Pendant l’audition, Jennifer Gibbons, vice-présidente des affaires gouvernementales d’État de l’ESA, a interrompu le membre de l’assemblée Chris Ward pour s’exprimer à propos des serveurs communautaires comme ceux de Minecraft, déclarant : « Ils sont illégaux. Ils ne sont en aucun cas affiliés à Microsoft. Microsoft, pour Minecraft, a suscité beaucoup de critiques en raison de ces serveurs communautaires qui n’appliquent pas les mêmes normes de sécurité que celles que Microsoft applique sur ses serveurs Minecraft. »
Une telle affirmation aussi radicale a suscité des suites, comme la sénatrice d’État Caroline Menjivar lui demandant si Gibbons la comparerait à un marché noir des jeux vidéo, à quoi Gibbons a répondu par l’affirmative avant d’ajouter qu’ils considèrent cela comme du piratage. Étant donné que nous vivons dans un monde où Minecraft ne cache pas ses serveurs communautaires et autorise les joueurs à télécharger des fichiers spécifiques pour les héberger, il n’est pas sage de qualifier tous les serveurs communautaires de marchés noirs piratés et illégaux.

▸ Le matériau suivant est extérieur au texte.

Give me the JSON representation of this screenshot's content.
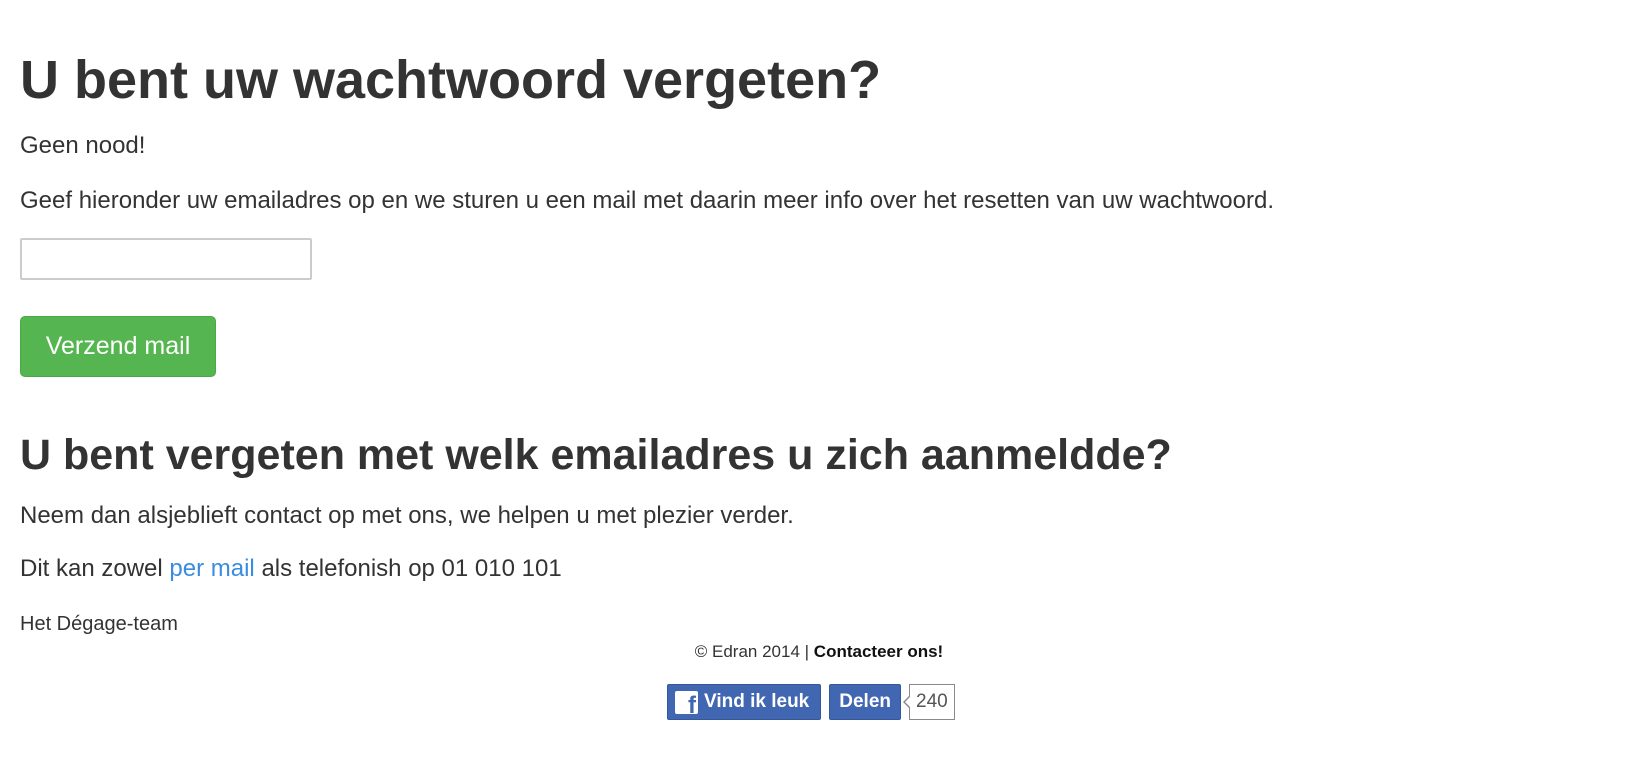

En réalité, il semble que l’ESA ait partagé une réflexion similaire, et en les sollicitant aujourd’hui elle a atténué certaines des formulations les plus contestables de sa nouvelle déclaration. Elle déclare plutôt :
« Des serveurs privés qui hébergent ou distribuent du contenu protégé par le droit d’auteur sans autorisation portent atteinte aux droits de propriété intellectuelle (PI) des éditeurs de jeux. Bien que les éditeurs puissent adopter des approches différentes, tous se réservent le droit d’exercer leurs droits contre les atteintes à la PI. La disposition dans CA AB 1921 qui proposait ces serveurs comme une alternative légitime pour maintenir les jeux opérationnels soulève des inquiétudes quant à la capacité d’un éditeur à faire respecter ses droits de PI. De plus, les serveurs privés fonctionnent sans supervision de l’éditeur et ne respectent pas les mêmes normes de confiance et de sécurité. Cela pourrait créer un environnement dangereux pour les joueurs et aller à l’encontre de l’engagement de l’industrie à favoriser un jeu sûr et agréable pour tous les joueurs. »
Ceci est quelque peu différent, car le cas où l’autorisation n’a pas été accordée demeure dans bien des cas une zone grise, contrairement aux situations où des fichiers serveurs sont fournis aux joueurs pour héberger leurs propres serveurs. Nous avons pris contact avec Microsoft pour savoir s’ils avaient une déclaration sur la légalité des serveurs communautaires.
Quant à Stop Killing Games, elle n’a pas obtenu la majorité au sein du comité, mais elle cherche à obtenir une réévaluation et à intensifier ses efforts de lobbying tant en Californie que dans d’autres régions du pays.